I mention these thing in particular because today's NYTimes has a story about a Chinese academic (albeit living in the U.S.)--Dr. Fuxian Li--whose posts criticizing reproductive policies in China have been taken off the web by Chinese authorities. It is not clear what's going on, but it puts the one-child policy and China's low birth rate back in the spotlight.
Today, Dr. Yi, a father of three, believes that most Chinese agree with him that the state should get out of their bedrooms, and are increasingly willing to say so in public.
“Public opinion is firmly on the side of ending family planning policies,” Dr.

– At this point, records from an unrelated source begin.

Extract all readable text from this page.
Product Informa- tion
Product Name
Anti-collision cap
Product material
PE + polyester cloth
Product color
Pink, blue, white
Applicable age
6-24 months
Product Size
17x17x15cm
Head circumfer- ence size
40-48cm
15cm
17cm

Yi said, basing his conclusion on the tens, perhaps hundreds, of thousands of online comments that have now vanished, his public speaking in China, and reactions to the social and statistical research in his book “Big Country With an Empty Nest,” which was published in China in 2013.

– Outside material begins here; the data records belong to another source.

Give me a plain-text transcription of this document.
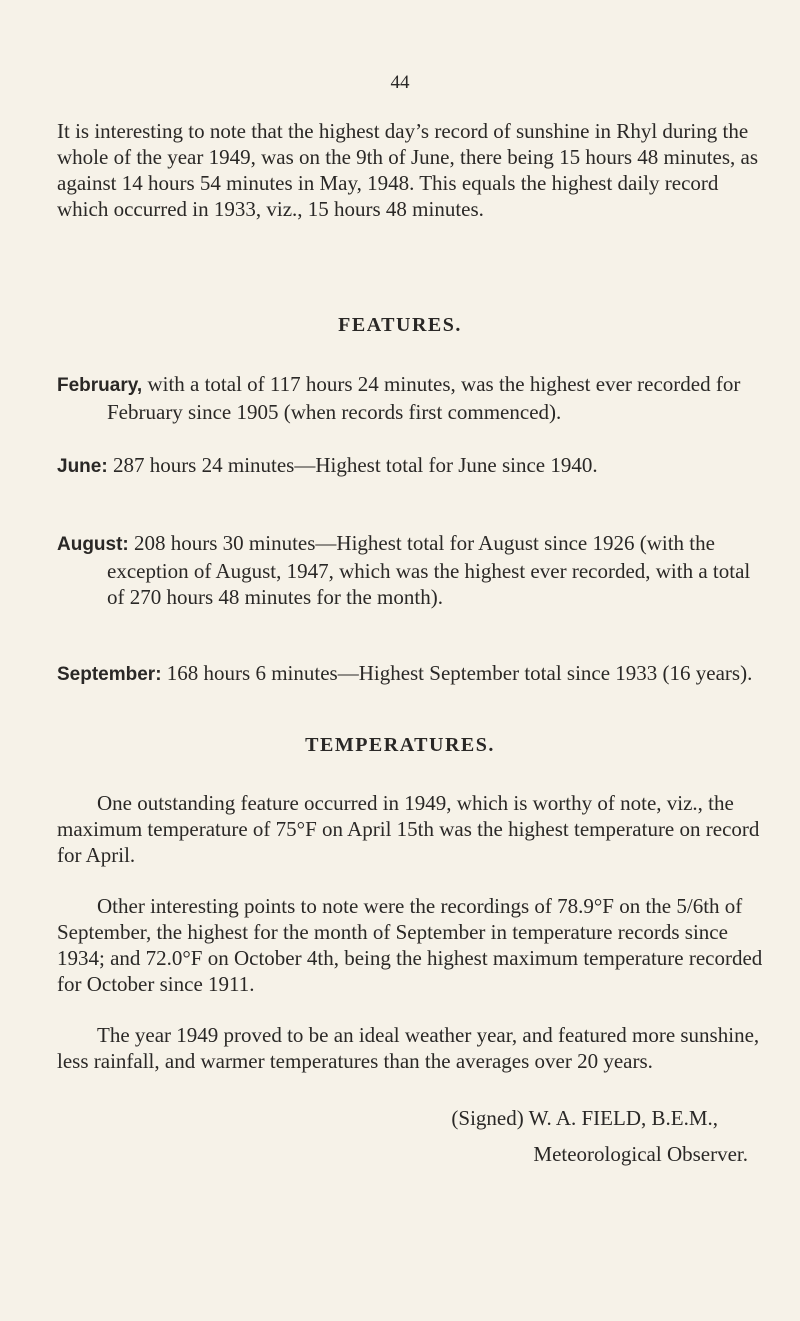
44

It is interesting to note that the highest day’s record of sunshine in Rhyl during the whole of the year 1949, was on the 9th of June, there being 15 hours 48 minutes, as against 14 hours 54 minutes in May, 1948. This equals the highest daily record which occurred in 1933, viz., 15 hours 48 minutes.

FEATURES.

February, with a total of 117 hours 24 minutes, was the highest ever recorded for February since 1905 (when records first commenced).

June: 287 hours 24 minutes—Highest total for June since 1940.

August: 208 hours 30 minutes—Highest total for August since 1926 (with the exception of August, 1947, which was the highest ever recorded, with a total of 270 hours 48 minutes for the month).

September: 168 hours 6 minutes—Highest September total since 1933 (16 years).

TEMPERATURES.

One outstanding feature occurred in 1949, which is worthy of note, viz., the maximum temperature of 75°F on April 15th was the highest temperature on record for April.

Other interesting points to note were the recordings of 78.9°F on the 5/6th of September, the highest for the month of September in temperature records since 1934; and 72.0°F on October 4th, being the highest maximum temperature recorded for October since 1911.

The year 1949 proved to be an ideal weather year, and featured more sunshine, less rainfall, and warmer temperatures than the averages over 20 years.

(Signed) W. A. FIELD, B.E.M.,
Meteorological Observer.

There he wrote: “Family planning was born in haste, conducted with violence and will end in equivocation and cover-up.”I agree with all of that, but the article leaves hanging the question of why the birth rate remains low in the face of the government's easing of the one-child policy. The answer, in my view, is that Chinese culture needs to change in the same way that other East Asian and Southern European nations have to change to recognize that a sharing of work at home and out of the home by both mothers and fathers is almost certainly required if the birth rate is to nudge back up closer to replacement level. Getting women out of the home brings down the birth rate to a sustainable level, but wanting them to stay at home once they have "escaped", is what brings it down to very low levels.